Justement, qu’en est-il des relations avec la hiérarchie et les instances dirigeantes ? Travailler à distance implique parfois de rater des moments de décisions et la politique de la chaise vide s'avère rarement payante… «Evidemment, c'est un point de vigilance, confie Théo Haberbusch. Il est difficile d'être associé aux discussions informelles quand on n'est pas là physiquement ! Il arrive que je découvre un sujet un peu plus tard que les autres, c'est inévitable. En revanche, les décisions stratégiques sont prises avec l'ensemble de la direction, lors des comités exécutifs, auxquels j'assiste toujours.»
Gaël, ingénieur, estime de son côté que les choix effectués à la volée «sont à bannir» : «Si je rate une réunion où un décision importante a été prise, cela signifie que la séquence a été mal gérée. Il ne peut pas y avoir de décision stratégique sans que tout le monde soit là ! Dans ce cas, on cale un rendez-vous et chacun se doit d'être présent. Heureusement, cela arrive rarement, nos équipes étant disséminées un peu partout.» Une organisation rigoureuse s'impose.
«Il faut se mettre d'accord en amont sur les modalités du télétravail, afin de voir si elles sont confortables pour le manager comme pour le collaborateur, conseille Sylvaine Pascual, coach professionnelle et consultante en plaisir au travail. Ensuite, on expérimente et on voit si des ajustements sont nécessaires, L'ennemi, c’est le non-dit. Il génère du ressentiment, des malentendus. Avec la distance, il faut encore plus de dialogue pour énoncer clairement ce qui va et ce qui ne va pas, faire des points réguliers, vérifier que les deux parties sont à l'aise.» C'est d'autant plus vrai avec son N + 1 : transparence, autonomie et confiance sont indispensables à une collaboration sereine.
Sur ce point, Kevin Dubourg semble trouvé son équilibre. L'entreprise pour laquelle il travaille, Yousign, spécialisée dans les signatures électroniques, est assez ouverte en matière de télétravail. Heureusement : il habite à 120 kilomètres de ses locaux ! Dès son embauche, il choisit le travail à distance, ponctué par une réunion mensuelle au siège caennais. «J'ai dit à mon responsable dès le départ que la distance imposait une vigilance d'autant plus grande, raconte-t-il. Les outils numériques ne laissent pas tout transparaître : nous n'avons pas cet échange “humain”, quand on voit le visage de l'autre, son sourire, ses moues… Il faut qu'il soit très précis sur ses attentes, sur le moment je peux le consulter, sur le degré d'autonomie et de responsabilité qu'il juge nécessaire. Nous nous sommes mis d'accord sur le fait d'être transparents. Cela pousse vers une communication encore plus qualitative et efficace.» Et pour contacter son chef en cas d'urgence, il lui suffit d’inscrire un rendez-vous, en direct, sur l'agenda de celui-ci.
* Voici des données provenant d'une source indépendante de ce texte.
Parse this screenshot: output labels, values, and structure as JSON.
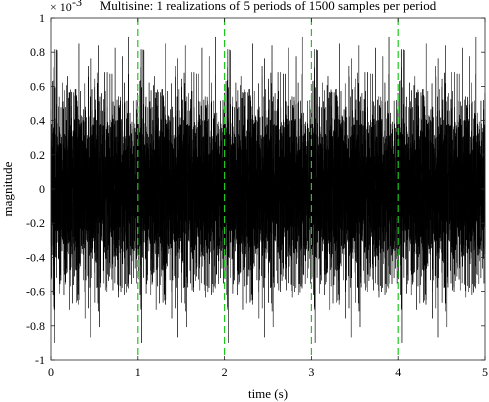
{
  "chart_data": {
    "type": "line",
    "title": "Multisine: 1 realizations of 5 periods of 1500 samples per period",
    "xlabel": "time (s)",
    "ylabel": "magnitude",
    "exponent_label": "× 10",
    "exponent_power": "-3",
    "xlim": [
      0,
      5
    ],
    "ylim": [
      -1,
      1
    ],
    "xticks": [
      0,
      1,
      2,
      3,
      4,
      5
    ],
    "xtick_labels": [
      "0",
      "1",
      "2",
      "3",
      "4",
      "5"
    ],
    "yticks": [
      -1,
      -0.8,
      -0.6,
      -0.4,
      -0.2,
      0,
      0.2,
      0.4,
      0.6,
      0.8,
      1
    ],
    "ytick_labels": [
      "-1",
      "-0.8",
      "-0.6",
      "-0.4",
      "-0.2",
      "0",
      "0.2",
      "0.4",
      "0.6",
      "0.8",
      "1"
    ],
    "period_boundaries": [
      1,
      2,
      3,
      4
    ],
    "periods": 5,
    "samples_per_period": 1500,
    "signal_peak": 0.9,
    "signal_color": "#000000",
    "boundary_color": "#1ec81e",
    "grid": false
  }
}
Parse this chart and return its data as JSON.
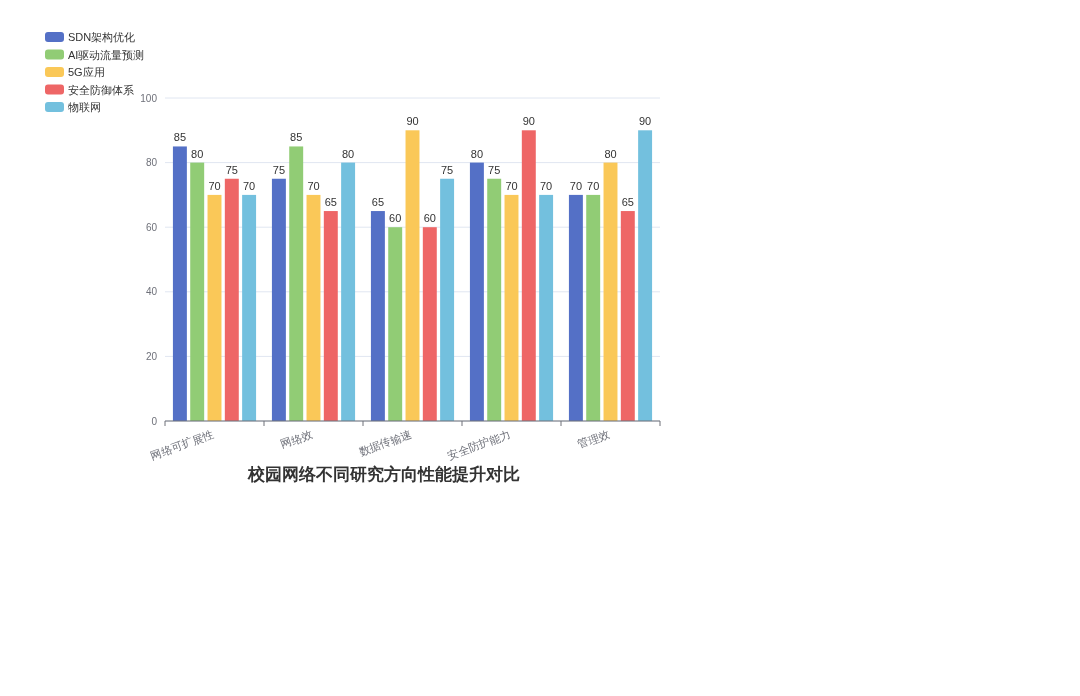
{
  "chart_data": {
    "type": "bar",
    "title": "校园网络不同研究方向性能提升对比",
    "categories": [
      "网络可扩展性",
      "网络效",
      "数据传输速",
      "安全防护能力",
      "管理效"
    ],
    "series": [
      {
        "name": "SDN架构优化",
        "color": "#5470c6",
        "values": [
          85,
          75,
          65,
          80,
          70
        ]
      },
      {
        "name": "AI驱动流量预测",
        "color": "#91cc75",
        "values": [
          80,
          85,
          60,
          75,
          70
        ]
      },
      {
        "name": "5G应用",
        "color": "#fac858",
        "values": [
          70,
          70,
          90,
          70,
          80
        ]
      },
      {
        "name": "安全防御体系",
        "color": "#ee6666",
        "values": [
          75,
          65,
          60,
          90,
          65
        ]
      },
      {
        "name": "物联网",
        "color": "#73c0de",
        "values": [
          70,
          80,
          75,
          70,
          90
        ]
      }
    ],
    "ylim": [
      0,
      100
    ],
    "yticks": [
      0,
      20,
      40,
      60,
      80,
      100
    ],
    "grid": "y",
    "legend": "top left",
    "data_labels": true
  }
}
Un tel mode de fonctionnement est-il adapté à tout le monde ? Satisfaits de leur choix, nos témoins déconseillent rarement le télétravail, sauf, peut-être, pour les juniors. «Les débutants ont besoin de plus d'encadrement, précise Louis Franchon-Santini, surtout dans le métier de commercial, où l'on apprend beaucoup par l'exemple, en pratiquant aux côtés d'un manager expérimenté. Préparer les dossiers, les rendez-vous, tout cela demande un suivi de proximité en début de carrière. Il faut aussi suffisamment de maturité pour savoir prendre du recul. Si je ne vais pas bien au bureau, cela se voit sur mon visage, un collègue va le remarquer. Si je suis seul, il faut être lucide, savoir le dire et en parler. La transparence est la clef de tout.»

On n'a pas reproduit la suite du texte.